A menudo me pregunto qué debemos hacer los cristianos y la Iglesia en general para atraer de nuevo a nuestros jóvenes a la hermosa aventura del matrimonio cristiano.
No descubro nada si constato que cada vez son menos las parejas que se casan, y menos aun las que lo hacen por la Iglesia. Y todo esto está pasando a una velocidad de vértigo.
Tal vez nos está pasando lo que decía Nietzsche de los cristianos: «Los cristianos deberían tener cara de redimidos para que podamos creer en su Redentor».

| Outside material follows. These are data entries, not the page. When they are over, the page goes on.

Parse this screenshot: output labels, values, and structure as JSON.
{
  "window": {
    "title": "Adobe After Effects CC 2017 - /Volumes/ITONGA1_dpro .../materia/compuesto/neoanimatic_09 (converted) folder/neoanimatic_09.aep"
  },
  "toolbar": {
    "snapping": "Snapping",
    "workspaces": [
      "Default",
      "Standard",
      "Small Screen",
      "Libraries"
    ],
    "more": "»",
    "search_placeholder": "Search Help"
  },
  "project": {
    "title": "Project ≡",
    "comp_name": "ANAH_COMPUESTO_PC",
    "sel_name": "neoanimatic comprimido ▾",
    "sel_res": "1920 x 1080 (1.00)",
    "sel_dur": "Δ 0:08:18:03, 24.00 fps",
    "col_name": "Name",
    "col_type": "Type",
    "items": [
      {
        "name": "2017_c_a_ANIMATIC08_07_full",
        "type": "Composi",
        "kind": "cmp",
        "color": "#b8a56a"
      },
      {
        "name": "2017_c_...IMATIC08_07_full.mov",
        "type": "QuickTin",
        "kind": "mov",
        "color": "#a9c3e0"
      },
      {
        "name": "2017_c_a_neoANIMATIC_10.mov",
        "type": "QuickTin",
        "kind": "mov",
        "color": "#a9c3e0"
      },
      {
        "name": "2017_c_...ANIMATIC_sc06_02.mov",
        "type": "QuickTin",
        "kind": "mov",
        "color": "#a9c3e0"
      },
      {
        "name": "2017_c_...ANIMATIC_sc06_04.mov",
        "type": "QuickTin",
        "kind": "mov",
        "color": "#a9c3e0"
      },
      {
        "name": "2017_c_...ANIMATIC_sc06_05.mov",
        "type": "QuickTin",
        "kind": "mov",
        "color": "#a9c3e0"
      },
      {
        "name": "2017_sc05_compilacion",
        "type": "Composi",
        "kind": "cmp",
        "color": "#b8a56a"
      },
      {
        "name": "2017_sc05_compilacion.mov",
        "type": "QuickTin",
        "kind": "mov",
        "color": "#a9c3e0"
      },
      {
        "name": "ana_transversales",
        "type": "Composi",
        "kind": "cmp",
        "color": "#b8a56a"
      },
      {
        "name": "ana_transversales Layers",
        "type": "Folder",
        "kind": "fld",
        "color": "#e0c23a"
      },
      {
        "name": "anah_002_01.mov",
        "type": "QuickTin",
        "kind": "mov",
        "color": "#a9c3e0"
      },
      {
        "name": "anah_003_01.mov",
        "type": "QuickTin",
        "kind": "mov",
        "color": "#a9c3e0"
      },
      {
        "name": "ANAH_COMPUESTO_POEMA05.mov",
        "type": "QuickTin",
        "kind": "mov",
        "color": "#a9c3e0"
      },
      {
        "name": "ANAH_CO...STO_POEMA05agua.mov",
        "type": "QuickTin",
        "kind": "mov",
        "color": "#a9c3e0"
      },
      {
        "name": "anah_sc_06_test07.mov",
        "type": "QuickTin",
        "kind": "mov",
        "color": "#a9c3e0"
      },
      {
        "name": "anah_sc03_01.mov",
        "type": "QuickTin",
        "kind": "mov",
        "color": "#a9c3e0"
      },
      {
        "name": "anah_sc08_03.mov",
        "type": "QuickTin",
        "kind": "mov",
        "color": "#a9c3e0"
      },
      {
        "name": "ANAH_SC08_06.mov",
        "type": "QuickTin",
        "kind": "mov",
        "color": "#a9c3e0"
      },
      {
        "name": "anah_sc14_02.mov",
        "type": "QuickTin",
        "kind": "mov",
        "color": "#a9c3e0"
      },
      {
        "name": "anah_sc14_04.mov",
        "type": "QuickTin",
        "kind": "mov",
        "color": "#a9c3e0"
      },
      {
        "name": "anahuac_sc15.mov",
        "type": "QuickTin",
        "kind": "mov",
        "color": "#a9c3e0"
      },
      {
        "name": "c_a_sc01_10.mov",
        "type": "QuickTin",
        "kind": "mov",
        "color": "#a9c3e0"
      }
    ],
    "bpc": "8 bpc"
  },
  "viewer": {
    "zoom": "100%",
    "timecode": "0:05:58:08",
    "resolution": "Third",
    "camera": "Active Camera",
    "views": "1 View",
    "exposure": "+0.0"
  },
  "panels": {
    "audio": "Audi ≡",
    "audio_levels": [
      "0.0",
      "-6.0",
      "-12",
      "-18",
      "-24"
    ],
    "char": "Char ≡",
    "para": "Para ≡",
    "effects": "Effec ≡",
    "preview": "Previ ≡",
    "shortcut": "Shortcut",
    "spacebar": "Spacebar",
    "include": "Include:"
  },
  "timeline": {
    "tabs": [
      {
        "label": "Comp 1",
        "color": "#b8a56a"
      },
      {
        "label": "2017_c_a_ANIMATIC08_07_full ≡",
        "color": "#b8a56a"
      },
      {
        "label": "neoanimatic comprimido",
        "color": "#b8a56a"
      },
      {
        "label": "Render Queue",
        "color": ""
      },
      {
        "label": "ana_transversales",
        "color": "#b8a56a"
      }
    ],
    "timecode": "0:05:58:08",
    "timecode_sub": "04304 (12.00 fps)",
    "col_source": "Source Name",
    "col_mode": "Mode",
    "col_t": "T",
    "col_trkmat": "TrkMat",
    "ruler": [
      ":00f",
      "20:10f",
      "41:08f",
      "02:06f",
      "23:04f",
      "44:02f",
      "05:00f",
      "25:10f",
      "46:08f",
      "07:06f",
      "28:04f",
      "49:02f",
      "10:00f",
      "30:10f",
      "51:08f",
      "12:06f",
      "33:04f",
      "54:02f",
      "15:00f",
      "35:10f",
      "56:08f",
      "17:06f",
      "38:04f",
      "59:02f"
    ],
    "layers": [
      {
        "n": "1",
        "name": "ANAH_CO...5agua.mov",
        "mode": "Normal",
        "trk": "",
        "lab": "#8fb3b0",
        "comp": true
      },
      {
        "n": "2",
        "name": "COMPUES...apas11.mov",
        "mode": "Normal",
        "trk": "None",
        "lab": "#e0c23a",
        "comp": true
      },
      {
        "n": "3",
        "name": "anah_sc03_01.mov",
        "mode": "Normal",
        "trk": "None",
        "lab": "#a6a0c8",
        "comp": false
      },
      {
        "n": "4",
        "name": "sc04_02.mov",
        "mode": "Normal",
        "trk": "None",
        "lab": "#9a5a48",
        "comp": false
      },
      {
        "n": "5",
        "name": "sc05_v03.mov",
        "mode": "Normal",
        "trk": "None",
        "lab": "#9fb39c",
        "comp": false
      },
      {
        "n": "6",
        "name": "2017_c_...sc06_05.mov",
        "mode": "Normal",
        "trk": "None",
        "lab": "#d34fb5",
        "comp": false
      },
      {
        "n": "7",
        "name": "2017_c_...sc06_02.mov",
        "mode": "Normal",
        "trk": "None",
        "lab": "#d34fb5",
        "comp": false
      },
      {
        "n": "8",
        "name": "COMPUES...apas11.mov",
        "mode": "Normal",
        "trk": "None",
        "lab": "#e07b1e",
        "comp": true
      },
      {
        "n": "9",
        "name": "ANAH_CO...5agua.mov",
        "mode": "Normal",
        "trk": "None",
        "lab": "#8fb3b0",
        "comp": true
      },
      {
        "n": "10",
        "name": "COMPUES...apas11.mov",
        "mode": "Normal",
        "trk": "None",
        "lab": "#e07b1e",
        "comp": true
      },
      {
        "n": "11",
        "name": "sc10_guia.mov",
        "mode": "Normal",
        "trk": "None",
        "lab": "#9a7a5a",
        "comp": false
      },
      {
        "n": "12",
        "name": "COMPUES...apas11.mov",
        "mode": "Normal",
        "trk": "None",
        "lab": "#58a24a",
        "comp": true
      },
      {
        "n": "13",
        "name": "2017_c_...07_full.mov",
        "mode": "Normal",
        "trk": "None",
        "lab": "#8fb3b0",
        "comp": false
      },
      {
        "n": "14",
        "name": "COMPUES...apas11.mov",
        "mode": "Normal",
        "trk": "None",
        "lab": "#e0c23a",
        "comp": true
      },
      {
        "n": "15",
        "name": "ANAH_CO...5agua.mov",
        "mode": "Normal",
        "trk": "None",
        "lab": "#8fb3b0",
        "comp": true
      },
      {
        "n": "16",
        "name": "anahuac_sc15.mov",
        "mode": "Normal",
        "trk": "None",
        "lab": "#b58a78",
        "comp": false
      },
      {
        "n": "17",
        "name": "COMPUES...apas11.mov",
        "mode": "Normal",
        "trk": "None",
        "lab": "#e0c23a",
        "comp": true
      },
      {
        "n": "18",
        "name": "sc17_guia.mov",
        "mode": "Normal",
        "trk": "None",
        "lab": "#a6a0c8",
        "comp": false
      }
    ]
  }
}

Los matrimonios cristianos, entre los que me encuentro, somos iguales a los demás. La etiqueta de cristiano no nos exime de debilidades, de dar mal ejemplo en ocasiones, ni mucho menos, nos evita el zarpazo del dolor. Pero tenemos una fuerza que nos acompaña, una luz que guía nuestro camino de fidelidad y felicidad. Y es que no somos dos, somos tres y con Cristo en nuestra vida, el horizonte del matrimonio cambia radicalmente. La gracia del sacramento es un hecho real que los casados ante Dios podemos certificar.
Debemos volver a hacer atractivo el matrimonio cristiano. Con el ejemplo, que es importante, pero también con la palabra porque tenemos que saber dar razón de nuestra esperanza.
Hay que volver a sacar brillo a la idea de «querer» más que a la de «aguantar» (expresión muy usada en otros tiempos y bastante deprimente, por cierto).
El matrimonio no es más que el compromiso de «querer querer» al otro siempre, pase lo que pase. No prometemos seguir sintiendo lo mismo, ni si quiera prometemos comprender a la otra persona, prometemos querer, desde la libertad, pero querer, y ahí entra la voluntad. Y para cuando se pueda hacer cuesta arriba y la voluntad flaquee, está la gracia, porque Dios nos acompaña siempre en el camino.
El matrimonio cristiano es una vocación radical, que abarca la vida entera y como tal hay que tomarlo.
Es el modo en el que la gran mayoría nos santificamos y nos ganamos el cielo. ¿Nos lo vamos a perder?